Elmgreen and Dragset, “Social Mobility (Staircase)” (2005)
The American Dream is often used to disprove the existence of a class structure in the United States. It is predicated on the idea that class mobility exists, that each succeeding generation will be better off economically than the previous generation.
So, how is that dream faring?
According to a recent report by the Pew Charitable Trusts, Pursuing the American Dream: Economic Mobility Across Generations, the dream gets a mixed review. While a majority of Americans exceed their parents’ family income and wealth, the extent of their absolute mobility gains is not always enough to move them up the economic ladder, and the results are different for groups at different points on the ladder.
Here are some of the key results with respect to income:
- Eighty-four percent of Americans have higher family incomes than their parents did.
- Those born at the top and bottom of the income ladder are likely to stay there as adults. More than 40 percent of Americans raised in the bottom quintile of the family income ladder remain stuck there as adults, and 70 percent remain below the middle.
- Only 4 percent of those raised in the bottom quintile make it all the way to the top as adults, confirming that the “rags-to-riches” story is more often found in Hollywood than in reality. Similarly, just 8 percent of those raised in the top quintile fall all the way to the bottom.

As Catherine Rampell explains,
The median person in the panel today earns a family income of $51,177, whereas the comparable figure from a generation ago was $27,036 after adjusting for inflation. You can see similar bumps upward for the typical family in other quintiles, and that the very highest earners got the biggest raises.

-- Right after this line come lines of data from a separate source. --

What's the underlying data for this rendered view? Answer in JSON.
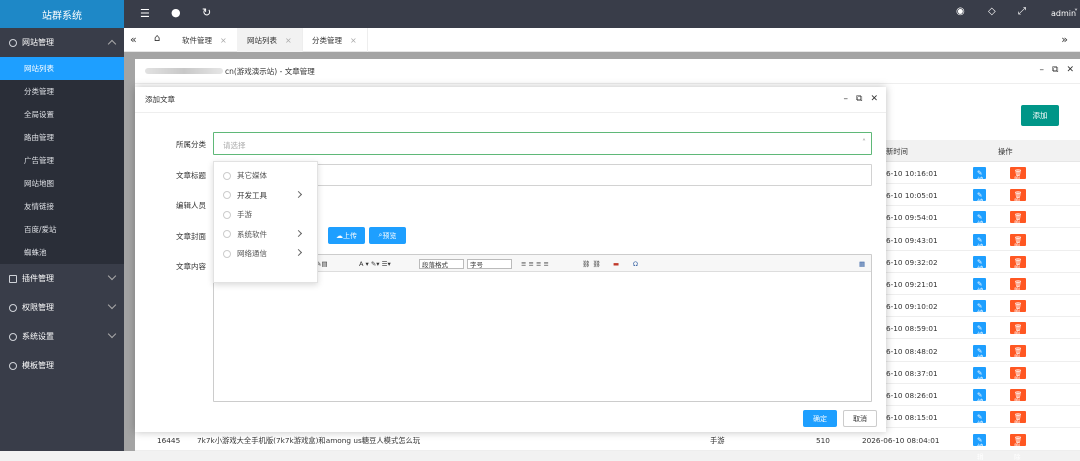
{
  "app_title": "站群系统",
  "sidebar": {
    "group_site": "网站管理",
    "sub_items": [
      "网站列表",
      "分类管理",
      "全局设置",
      "路由管理",
      "广告管理",
      "网站地图",
      "友情链接",
      "百度/爱站",
      "蜘蛛池"
    ],
    "groups": [
      "插件管理",
      "权限管理",
      "系统设置",
      "模板管理"
    ]
  },
  "topbar": {
    "user": "admin"
  },
  "tabs": [
    "软件管理",
    "网站列表",
    "分类管理"
  ],
  "tab_close": "×",
  "page_window": {
    "title_suffix": "cn(游戏演示站) - 文章管理",
    "add_button": "添加",
    "col_update_time": "新时间",
    "col_actions": "操作",
    "times": [
      "6-10 10:16:01",
      "6-10 10:05:01",
      "6-10 09:54:01",
      "6-10 09:43:01",
      "6-10 09:32:02",
      "6-10 09:21:01",
      "6-10 09:10:02",
      "6-10 08:59:01",
      "6-10 08:48:02",
      "6-10 08:37:01",
      "6-10 08:26:01",
      "6-10 08:15:01"
    ],
    "edit_label": "编辑",
    "delete_label": "删除",
    "last_row": {
      "id": "16445",
      "title": "7k7k小游戏大全手机版(7k7k游戏盒)和among us糖豆人模式怎么玩",
      "category": "手游",
      "views": "510",
      "time": "2026-06-10 08:04:01"
    }
  },
  "dialog": {
    "title": "添加文章",
    "labels": {
      "category": "所属分类",
      "title": "文章标题",
      "editor": "编辑人员",
      "cover": "文章封面",
      "content": "文章内容"
    },
    "category_placeholder": "请选择",
    "upload_button": "上传",
    "preview_button": "预览",
    "toolbar": {
      "paragraph": "段落格式",
      "font_size": "字号"
    },
    "dropdown_options": [
      "其它媒体",
      "开发工具",
      "手游",
      "系统软件",
      "网络通信"
    ],
    "confirm": "确定",
    "cancel": "取消"
  },
  "colors": {
    "sidebar_bg": "#393d49",
    "accent": "#1e9fff",
    "logo_bg": "#1e88c7",
    "danger": "#ff5722",
    "add_btn": "#009688"
  }
}
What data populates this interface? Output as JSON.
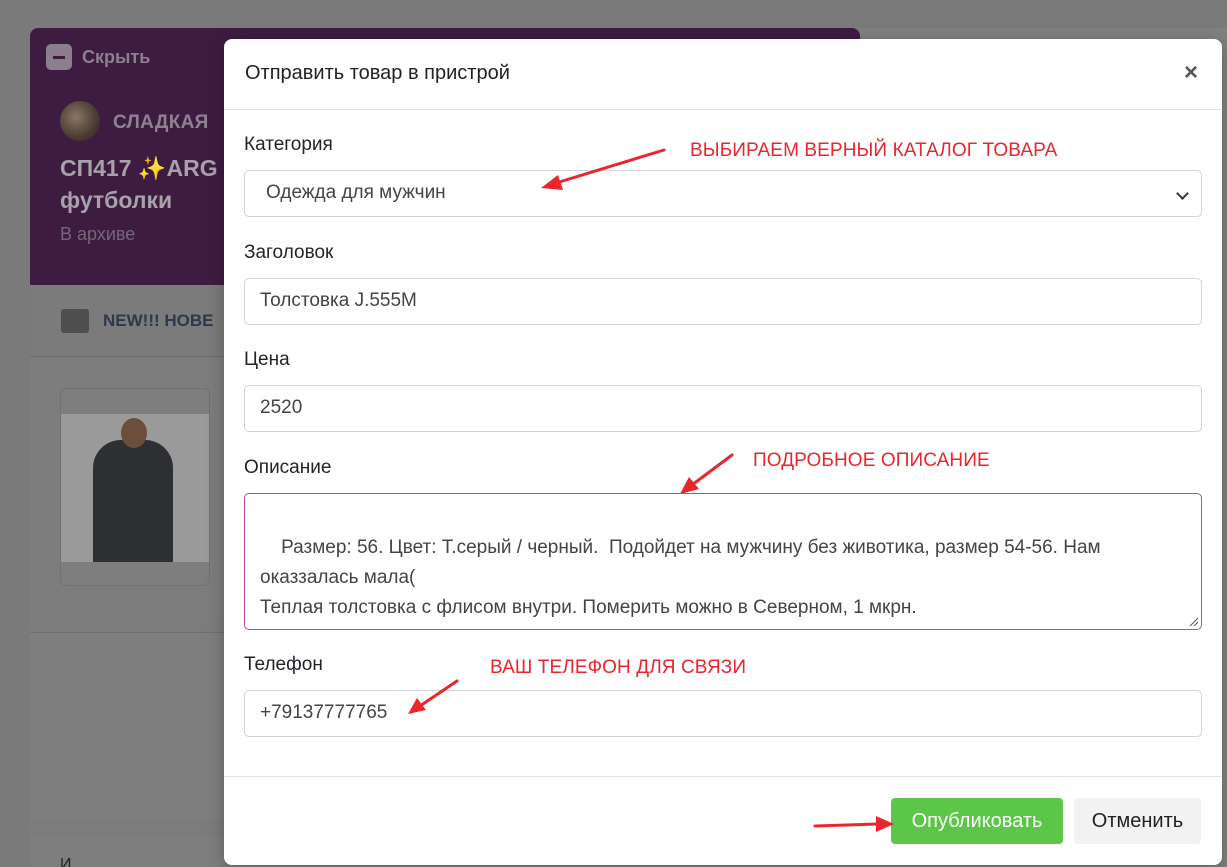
{
  "background": {
    "hide_label": "Скрыть",
    "user_name": "СЛАДКАЯ",
    "title_line1": "СП417 ✨ARG",
    "title_line2": "футболки",
    "archive_label": "В архиве",
    "folder_label": "NEW!!! НОВЕ",
    "bottom_text": "И"
  },
  "modal": {
    "title": "Отправить товар в пристрой",
    "close_symbol": "×",
    "fields": {
      "category": {
        "label": "Категория",
        "value": "Одежда для мужчин"
      },
      "heading": {
        "label": "Заголовок",
        "value": "Толстовка J.555M"
      },
      "price": {
        "label": "Цена",
        "value": "2520"
      },
      "description": {
        "label": "Описание",
        "value": "Размер: 56. Цвет: Т.серый / черный.  Подойдет на мужчину без животика, размер 54-56. Нам оказзалась мала(\nТеплая толстовка с флисом внутри. Померить можно в Северном, 1 мкрн."
      },
      "phone": {
        "label": "Телефон",
        "value": "+79137777765"
      }
    },
    "buttons": {
      "publish": "Опубликовать",
      "cancel": "Отменить"
    }
  },
  "annotations": {
    "category_note": "ВЫБИРАЕМ ВЕРНЫЙ КАТАЛОГ ТОВАРА",
    "description_note": "ПОДРОБНОЕ ОПИСАНИЕ",
    "phone_note": "ВАШ ТЕЛЕФОН ДЛЯ СВЯЗИ"
  },
  "colors": {
    "header_purple": "#3e1c42",
    "publish_green": "#5cc649",
    "annotation_red": "#e8262b",
    "textarea_focus": "#b44ba8"
  }
}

The median family in the top quintile earned $49,075 a generation ago, and $111,115 today, an increase of 126 percent in inflation-adjusted terms. That’s a much bigger raise, no doubt, but at least every income strata saw its earnings rise.
Here are some of the key results concerning mobility with respect to wealth:
- Only 50 percent of Americans have greater wealth than their parents did at the same age.
- Seventy-two percent of Americans whose parents were in the bottom fifth of the wealth ladder and 55 percent of those whose parents were in the middle quintile exceed their parents’ family wealth as adults.
- Sixty-six percent of those raised in the bottom of the wealth ladder remain on the bottom two rungs themselves, and 66 percent of those raised in the top of the wealth ladder remain on the top two rungs.

Again, here’s Rampell:
Unlike with income, there were not across-the-board gains for wealth. The median person in the poorest quintile has a family net worth that is 63 percent less than that of his counterpart a generation ago: $2,748, versus $7,439.
There were similar drops in wealth for the next two socioeconomic strata.
On the other hand, the top fourth and fifth quintiles by wealth have gotten richer.
The median family in the top socioeconomic class today (i.e., the family at the 90th percentile) is worth $629,853, compared to $495,510 in the last generation. That’s a 27 percent increase in the size of the median fortune in the top income stratum.
In other words, compared to the last generation, wealth has been become more concentrated in the hands (and bank accounts and houses) of the richest Americans.
The American Dream never did successfully do its work to undermine the idea that the United States has a class structure. And now, when the poor are becoming poorer and the rich richer, it’s become the impossible dream.